Speaking on the Citi Breakfast Show, he indicated that it was “gas going to the Atuabo plant only under the GNPC. That is the only one we are talking about.”
Mr. Terkper also explained that this agreement was in line with government’s self-financing loan strategy following the negotiations with the CNB by a task force mandated to discuss the utilization of the $500 million remaining $1.5 billion of the $3 billion deal.
“The premise for the CDB facility, which is in tune with our self-financing loan strategy is that proceeds from any commercial project must be used to pay for any loans that are used to finance the project,” he said
“The payment was to be from revenue flows from crude oil which is sold on the international market at bench mark prices but crude oil prices fell and that source of financing the loan became inadequate,” Mr. Terkper noted in unison with the NPP’s narration.
He also explained that the strategy of self-financing loans was to avoid putting any burden tax payers.
“So we had indicated that once the processes start, there could be other source of financing repayment for the facility. That is the discussion that we are holding now, to see how we can use the proceeds from lean gas and from other gas sources to finance any infrastructure that is built and not put the load for such infrastructure on the tax payer and increase public debt.”
Background to claims
Addressing a news conference on Wednesday, Policy Advisor to the NPP campaign, Boakye Agyarko revealed that President Mahama’s cabinet had recently given approval to a proposal to entice the China Development Bank to re-activate the remaining $2 billion of the $3 billion loan which the Chinese discontinued a disbursement of $1 billion.

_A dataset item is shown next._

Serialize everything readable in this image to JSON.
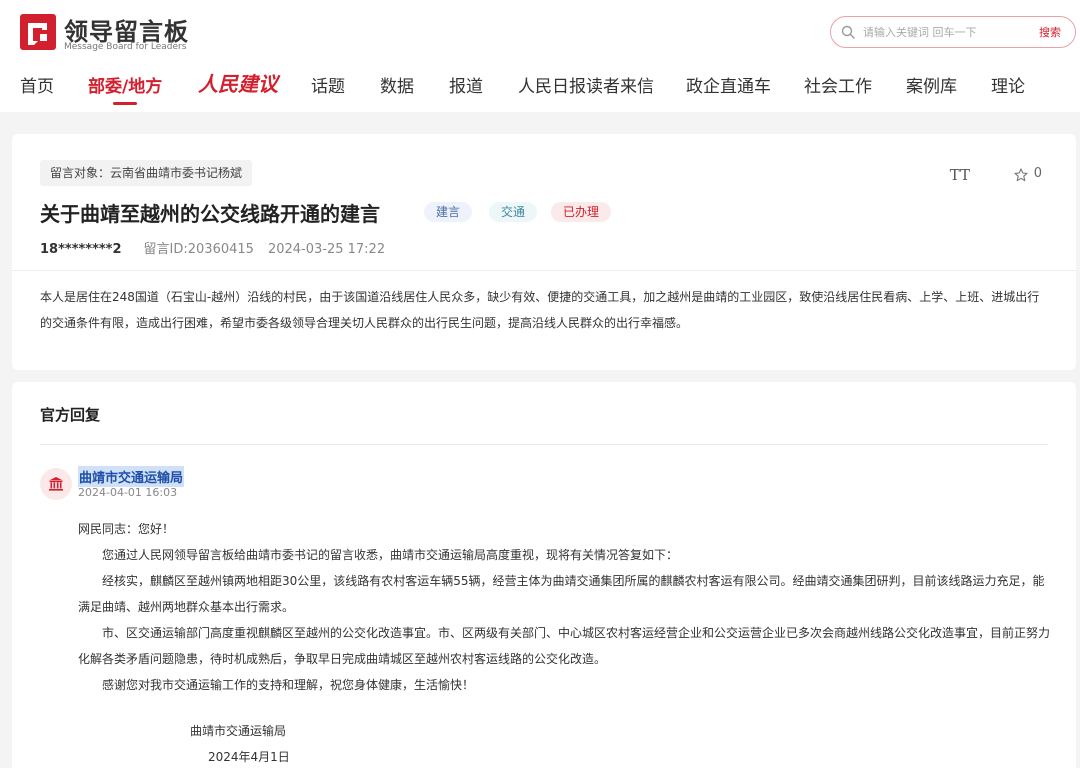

In the original Master Facility Agreement, government committed to supplying, as collateral security, 13,000 barrels per day of crude oil up to 2027 to service the CDB facility, according to the NPP. But the Chinese eventually considered this deal insufficient because of the slump in oil prices, refusing to release the remaining tranches.
Thus in a new offer to the CDB, government proposed the export of all the Natural Gas Liquids to be processed by the Ghana Gas processing plant at Atuabo from 2018, estimated at the value of $1.5 billion.